Motives for retirement destinations debated
Prince George’s County Democrat Sen. Paul Pinsky disputed the idea that wealthy Marylanders were leaving the state primarily because of the estate tax.
“We just had 60 days of snow and cold weather,” Pinsky said. “A lot of people when they get to an older age want warmer weather. Many people move south not because of estate tax, but because of warmer weather. No one has shown me, or shown any of us, that people leave because of our estate tax exemption.”
Sen. David Brinkley, R-Carroll and Frederick counties, refuted Pinsky, citing IRS data that suggests Maryland lost a total $4 billion to Florida from 1992-2010.
Brinkley’s source is How Money Walks, a database that synthesizes IRS findings and examines how wealth crosses state lines.
States that enforce an estate tax, including New Jersey, Massachusetts and Connecticut, actually have more resident millionaires, Pinsky said. Maryland in particular has the highest number of millionaires per capita.
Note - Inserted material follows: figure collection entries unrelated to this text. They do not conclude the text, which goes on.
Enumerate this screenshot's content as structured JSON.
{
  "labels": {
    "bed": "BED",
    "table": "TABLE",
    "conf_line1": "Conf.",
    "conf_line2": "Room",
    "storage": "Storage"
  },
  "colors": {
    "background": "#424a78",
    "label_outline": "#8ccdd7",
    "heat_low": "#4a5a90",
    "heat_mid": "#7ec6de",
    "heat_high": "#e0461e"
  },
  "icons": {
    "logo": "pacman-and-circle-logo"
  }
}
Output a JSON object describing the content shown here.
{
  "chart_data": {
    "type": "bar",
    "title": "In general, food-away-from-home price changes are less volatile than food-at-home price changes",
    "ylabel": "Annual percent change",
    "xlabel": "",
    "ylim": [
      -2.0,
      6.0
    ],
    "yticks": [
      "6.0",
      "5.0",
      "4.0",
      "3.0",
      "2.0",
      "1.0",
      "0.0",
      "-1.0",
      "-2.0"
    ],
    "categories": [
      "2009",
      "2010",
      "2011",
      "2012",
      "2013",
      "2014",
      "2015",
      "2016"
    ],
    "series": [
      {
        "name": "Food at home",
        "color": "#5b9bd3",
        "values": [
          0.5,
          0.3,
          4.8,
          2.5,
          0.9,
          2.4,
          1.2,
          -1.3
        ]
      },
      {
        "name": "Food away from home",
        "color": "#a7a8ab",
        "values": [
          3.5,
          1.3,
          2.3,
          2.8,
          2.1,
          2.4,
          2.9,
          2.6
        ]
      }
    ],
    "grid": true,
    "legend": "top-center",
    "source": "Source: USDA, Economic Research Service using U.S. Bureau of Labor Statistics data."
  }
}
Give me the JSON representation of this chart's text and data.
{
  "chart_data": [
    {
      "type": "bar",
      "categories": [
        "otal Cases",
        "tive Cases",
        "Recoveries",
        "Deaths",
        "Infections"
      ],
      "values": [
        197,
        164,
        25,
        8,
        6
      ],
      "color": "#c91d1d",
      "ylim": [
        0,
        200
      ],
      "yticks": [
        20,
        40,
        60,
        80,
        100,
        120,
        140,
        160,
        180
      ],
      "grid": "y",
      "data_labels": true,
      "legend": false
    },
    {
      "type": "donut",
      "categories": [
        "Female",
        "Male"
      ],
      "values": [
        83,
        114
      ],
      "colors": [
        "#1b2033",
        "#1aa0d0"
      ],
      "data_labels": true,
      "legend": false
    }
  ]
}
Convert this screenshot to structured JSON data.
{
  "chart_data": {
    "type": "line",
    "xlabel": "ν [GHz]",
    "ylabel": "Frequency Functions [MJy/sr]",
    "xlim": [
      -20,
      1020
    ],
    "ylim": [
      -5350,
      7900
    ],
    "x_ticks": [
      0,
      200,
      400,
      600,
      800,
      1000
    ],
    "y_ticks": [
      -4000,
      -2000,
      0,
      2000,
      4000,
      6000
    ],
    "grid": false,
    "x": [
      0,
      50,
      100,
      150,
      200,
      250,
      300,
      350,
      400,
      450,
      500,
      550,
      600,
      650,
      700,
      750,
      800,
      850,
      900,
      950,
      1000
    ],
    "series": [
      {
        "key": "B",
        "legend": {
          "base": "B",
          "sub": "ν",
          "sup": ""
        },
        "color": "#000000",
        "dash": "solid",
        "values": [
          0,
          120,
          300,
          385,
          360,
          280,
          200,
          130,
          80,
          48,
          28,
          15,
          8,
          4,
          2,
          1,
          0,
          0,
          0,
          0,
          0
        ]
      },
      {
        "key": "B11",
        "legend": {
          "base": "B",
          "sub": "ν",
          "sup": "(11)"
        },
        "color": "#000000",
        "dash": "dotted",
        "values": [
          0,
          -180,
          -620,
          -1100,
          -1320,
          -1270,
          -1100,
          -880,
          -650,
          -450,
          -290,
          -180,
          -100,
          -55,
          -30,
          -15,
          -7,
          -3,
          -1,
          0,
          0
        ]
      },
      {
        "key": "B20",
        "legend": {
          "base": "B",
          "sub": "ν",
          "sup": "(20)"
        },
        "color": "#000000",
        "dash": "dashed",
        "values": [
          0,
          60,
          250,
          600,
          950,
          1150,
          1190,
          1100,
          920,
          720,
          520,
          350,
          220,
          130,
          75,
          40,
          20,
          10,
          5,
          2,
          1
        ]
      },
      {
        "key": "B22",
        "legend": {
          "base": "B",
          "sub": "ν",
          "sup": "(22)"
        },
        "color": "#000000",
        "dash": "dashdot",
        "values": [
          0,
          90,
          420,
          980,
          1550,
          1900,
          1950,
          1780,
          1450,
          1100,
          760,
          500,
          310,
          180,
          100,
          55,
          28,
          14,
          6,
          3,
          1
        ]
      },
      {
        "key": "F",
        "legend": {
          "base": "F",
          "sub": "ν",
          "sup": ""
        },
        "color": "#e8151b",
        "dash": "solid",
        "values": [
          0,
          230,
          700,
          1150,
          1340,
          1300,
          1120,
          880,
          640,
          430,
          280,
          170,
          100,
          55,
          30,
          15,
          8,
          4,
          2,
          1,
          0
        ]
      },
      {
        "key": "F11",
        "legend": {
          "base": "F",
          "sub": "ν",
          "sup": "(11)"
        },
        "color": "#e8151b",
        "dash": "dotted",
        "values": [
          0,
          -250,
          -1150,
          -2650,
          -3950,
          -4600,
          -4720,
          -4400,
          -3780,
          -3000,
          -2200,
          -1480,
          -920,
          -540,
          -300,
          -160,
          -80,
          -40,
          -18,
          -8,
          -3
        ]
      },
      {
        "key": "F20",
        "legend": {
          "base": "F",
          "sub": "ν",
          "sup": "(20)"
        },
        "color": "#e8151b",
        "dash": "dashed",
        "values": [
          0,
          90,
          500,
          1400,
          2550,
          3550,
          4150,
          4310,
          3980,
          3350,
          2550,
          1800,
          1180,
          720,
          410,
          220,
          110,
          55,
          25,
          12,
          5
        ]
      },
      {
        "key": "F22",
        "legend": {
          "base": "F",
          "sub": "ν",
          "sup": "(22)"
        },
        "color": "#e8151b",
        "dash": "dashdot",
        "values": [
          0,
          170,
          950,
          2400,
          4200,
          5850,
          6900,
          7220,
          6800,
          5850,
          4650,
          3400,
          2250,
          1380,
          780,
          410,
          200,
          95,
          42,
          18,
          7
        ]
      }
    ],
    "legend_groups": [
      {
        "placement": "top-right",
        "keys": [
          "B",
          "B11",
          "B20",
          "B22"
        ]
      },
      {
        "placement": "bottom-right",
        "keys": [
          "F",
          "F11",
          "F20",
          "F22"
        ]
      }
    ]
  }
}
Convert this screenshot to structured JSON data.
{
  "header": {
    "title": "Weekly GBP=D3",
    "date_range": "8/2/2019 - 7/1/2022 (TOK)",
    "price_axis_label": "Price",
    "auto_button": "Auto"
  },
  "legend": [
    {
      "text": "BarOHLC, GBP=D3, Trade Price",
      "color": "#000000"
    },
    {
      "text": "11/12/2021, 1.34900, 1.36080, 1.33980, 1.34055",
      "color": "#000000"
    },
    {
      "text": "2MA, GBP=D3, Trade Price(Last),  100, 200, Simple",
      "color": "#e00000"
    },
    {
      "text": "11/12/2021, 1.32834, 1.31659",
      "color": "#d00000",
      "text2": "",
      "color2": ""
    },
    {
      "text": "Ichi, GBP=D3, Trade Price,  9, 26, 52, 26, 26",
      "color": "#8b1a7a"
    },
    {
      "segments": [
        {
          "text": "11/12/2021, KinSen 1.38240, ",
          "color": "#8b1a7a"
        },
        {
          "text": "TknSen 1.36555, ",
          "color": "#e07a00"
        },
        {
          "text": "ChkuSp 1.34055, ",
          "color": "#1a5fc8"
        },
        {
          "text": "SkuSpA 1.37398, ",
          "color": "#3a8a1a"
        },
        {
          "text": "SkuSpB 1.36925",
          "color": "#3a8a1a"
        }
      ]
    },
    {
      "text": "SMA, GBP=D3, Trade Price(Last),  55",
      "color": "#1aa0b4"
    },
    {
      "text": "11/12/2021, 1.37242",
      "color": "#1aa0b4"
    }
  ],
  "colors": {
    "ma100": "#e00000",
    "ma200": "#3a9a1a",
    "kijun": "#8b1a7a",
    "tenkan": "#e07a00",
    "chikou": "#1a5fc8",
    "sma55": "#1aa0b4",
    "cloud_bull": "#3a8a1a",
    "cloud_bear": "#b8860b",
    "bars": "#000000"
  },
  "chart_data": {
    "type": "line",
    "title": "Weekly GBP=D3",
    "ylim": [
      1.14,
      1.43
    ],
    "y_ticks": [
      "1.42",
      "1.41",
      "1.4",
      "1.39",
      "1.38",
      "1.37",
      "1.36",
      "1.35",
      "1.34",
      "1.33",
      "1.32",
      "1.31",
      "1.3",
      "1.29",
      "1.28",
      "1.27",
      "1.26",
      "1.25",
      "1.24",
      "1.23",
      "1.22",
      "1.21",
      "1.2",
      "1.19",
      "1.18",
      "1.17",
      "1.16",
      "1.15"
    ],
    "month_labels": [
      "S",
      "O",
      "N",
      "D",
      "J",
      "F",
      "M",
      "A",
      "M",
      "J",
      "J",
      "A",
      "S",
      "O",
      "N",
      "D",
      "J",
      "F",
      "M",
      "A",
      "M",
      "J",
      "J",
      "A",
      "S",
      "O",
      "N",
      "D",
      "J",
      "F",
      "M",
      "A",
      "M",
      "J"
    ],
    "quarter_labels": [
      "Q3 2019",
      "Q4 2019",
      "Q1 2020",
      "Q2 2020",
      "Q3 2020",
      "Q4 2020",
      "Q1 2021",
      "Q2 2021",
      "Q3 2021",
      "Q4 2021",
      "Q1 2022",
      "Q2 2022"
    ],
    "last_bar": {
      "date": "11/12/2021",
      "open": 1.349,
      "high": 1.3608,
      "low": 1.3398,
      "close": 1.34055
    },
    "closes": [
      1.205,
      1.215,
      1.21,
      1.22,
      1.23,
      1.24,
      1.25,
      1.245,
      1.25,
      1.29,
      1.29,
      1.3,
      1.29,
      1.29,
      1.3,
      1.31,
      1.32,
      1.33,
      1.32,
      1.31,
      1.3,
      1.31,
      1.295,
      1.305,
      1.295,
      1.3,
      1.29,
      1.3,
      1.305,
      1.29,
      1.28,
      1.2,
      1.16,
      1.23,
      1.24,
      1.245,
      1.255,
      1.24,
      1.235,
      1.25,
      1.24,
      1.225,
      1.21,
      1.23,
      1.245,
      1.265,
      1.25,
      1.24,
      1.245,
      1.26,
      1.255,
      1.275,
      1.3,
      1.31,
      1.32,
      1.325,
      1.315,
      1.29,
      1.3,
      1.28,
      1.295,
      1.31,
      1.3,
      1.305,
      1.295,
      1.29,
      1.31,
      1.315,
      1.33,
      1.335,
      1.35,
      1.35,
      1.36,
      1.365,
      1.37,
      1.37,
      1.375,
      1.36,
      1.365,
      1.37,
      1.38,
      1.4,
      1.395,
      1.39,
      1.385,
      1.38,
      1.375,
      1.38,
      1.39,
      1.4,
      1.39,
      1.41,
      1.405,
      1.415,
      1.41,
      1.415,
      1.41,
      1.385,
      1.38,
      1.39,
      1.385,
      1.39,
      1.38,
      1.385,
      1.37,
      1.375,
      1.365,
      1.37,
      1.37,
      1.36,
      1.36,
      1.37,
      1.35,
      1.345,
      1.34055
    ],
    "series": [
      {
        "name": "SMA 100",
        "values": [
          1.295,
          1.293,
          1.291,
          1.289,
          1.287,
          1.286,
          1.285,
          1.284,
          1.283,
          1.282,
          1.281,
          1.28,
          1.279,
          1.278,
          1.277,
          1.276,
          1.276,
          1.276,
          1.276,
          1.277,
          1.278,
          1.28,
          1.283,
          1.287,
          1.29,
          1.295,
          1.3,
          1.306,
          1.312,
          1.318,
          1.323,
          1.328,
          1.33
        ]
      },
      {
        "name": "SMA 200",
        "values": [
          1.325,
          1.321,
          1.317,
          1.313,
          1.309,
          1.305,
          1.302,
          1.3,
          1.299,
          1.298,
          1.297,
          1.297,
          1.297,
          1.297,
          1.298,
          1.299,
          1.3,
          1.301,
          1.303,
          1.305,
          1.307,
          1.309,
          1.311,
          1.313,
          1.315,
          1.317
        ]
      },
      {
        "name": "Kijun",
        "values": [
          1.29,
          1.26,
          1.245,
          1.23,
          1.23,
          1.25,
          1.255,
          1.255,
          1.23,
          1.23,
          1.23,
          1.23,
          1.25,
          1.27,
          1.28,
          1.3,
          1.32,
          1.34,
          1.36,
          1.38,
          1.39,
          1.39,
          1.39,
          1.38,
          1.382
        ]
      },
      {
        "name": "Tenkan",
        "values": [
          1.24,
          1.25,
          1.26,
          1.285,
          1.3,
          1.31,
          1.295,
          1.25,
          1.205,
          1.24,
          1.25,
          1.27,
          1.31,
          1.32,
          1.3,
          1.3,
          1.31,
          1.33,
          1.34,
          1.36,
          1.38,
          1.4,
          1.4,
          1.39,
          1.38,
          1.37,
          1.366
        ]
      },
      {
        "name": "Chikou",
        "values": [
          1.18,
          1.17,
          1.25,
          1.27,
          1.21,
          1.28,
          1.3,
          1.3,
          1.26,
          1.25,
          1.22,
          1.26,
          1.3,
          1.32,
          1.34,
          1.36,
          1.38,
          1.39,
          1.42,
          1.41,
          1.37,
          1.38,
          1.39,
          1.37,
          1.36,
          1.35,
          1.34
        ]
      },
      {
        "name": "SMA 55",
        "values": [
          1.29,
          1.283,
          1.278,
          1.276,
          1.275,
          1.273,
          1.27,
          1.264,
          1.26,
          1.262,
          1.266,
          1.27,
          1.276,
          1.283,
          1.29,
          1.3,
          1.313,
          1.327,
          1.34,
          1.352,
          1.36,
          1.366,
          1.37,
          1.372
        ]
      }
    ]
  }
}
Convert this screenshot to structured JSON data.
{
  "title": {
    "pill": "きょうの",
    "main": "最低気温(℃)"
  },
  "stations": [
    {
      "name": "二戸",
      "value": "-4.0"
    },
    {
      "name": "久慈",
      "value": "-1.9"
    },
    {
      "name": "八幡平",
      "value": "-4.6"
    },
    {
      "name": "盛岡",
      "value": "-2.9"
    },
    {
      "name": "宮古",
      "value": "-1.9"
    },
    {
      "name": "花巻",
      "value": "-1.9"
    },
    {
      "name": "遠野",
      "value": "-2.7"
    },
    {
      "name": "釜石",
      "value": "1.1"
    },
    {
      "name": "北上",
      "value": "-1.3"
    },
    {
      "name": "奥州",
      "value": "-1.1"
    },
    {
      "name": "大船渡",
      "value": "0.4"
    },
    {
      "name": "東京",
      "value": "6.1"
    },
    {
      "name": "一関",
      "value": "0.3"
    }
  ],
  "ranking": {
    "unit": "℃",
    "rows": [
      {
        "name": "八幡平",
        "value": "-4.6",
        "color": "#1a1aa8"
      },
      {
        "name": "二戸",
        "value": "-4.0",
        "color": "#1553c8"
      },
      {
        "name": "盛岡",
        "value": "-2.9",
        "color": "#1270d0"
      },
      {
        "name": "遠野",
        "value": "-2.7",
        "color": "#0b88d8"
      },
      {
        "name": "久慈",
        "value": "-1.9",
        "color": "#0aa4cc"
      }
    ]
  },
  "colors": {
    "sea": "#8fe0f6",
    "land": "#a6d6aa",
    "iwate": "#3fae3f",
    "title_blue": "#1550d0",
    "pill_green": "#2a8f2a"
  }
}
In each of those states, financial investments in education initiatives were also markedly higher, he said.
Worries about Maryland’s national reputation
The legislature needed to consider Maryland’s national reputation, said Baltimore City Democrat Sen. Catherine Pugh.
Attention to the issue of estate taxes and inheritance taxes led to Maryland being named to Forbes’ “Where Not To Die” segments in both 2013 and 2014.
“We don’t want articles written like that,” Pugh said.
Senate President Mike Miller, sponsor of the senate version of the bill, had little to add to the discussion, but called the estate tax “another tool in the toolbox” for Maryland’s economic success. During debate on the bill Wednesday, Miller indicated his reluctance to support the bill, but said that Maryland needed to remain competitive with neighboring states.
At the end of Thursday’s vote Miller noted that the Senate had passed a number of taxes through the years — on sales, alcohol, gas and high earners — making it one of the highest taxed states in the nation.
In an email, Nina Smith, the governor’s press secretary, said: “We will, of course conduct the customary reviews before making any final determinations, but we expect the governor to sign this bill into law. Having passed this measure, the governor hopes that the General Assembly will now finish the work of giving Maryland a raise, and increase our minimum wage to $10.10 an hour.”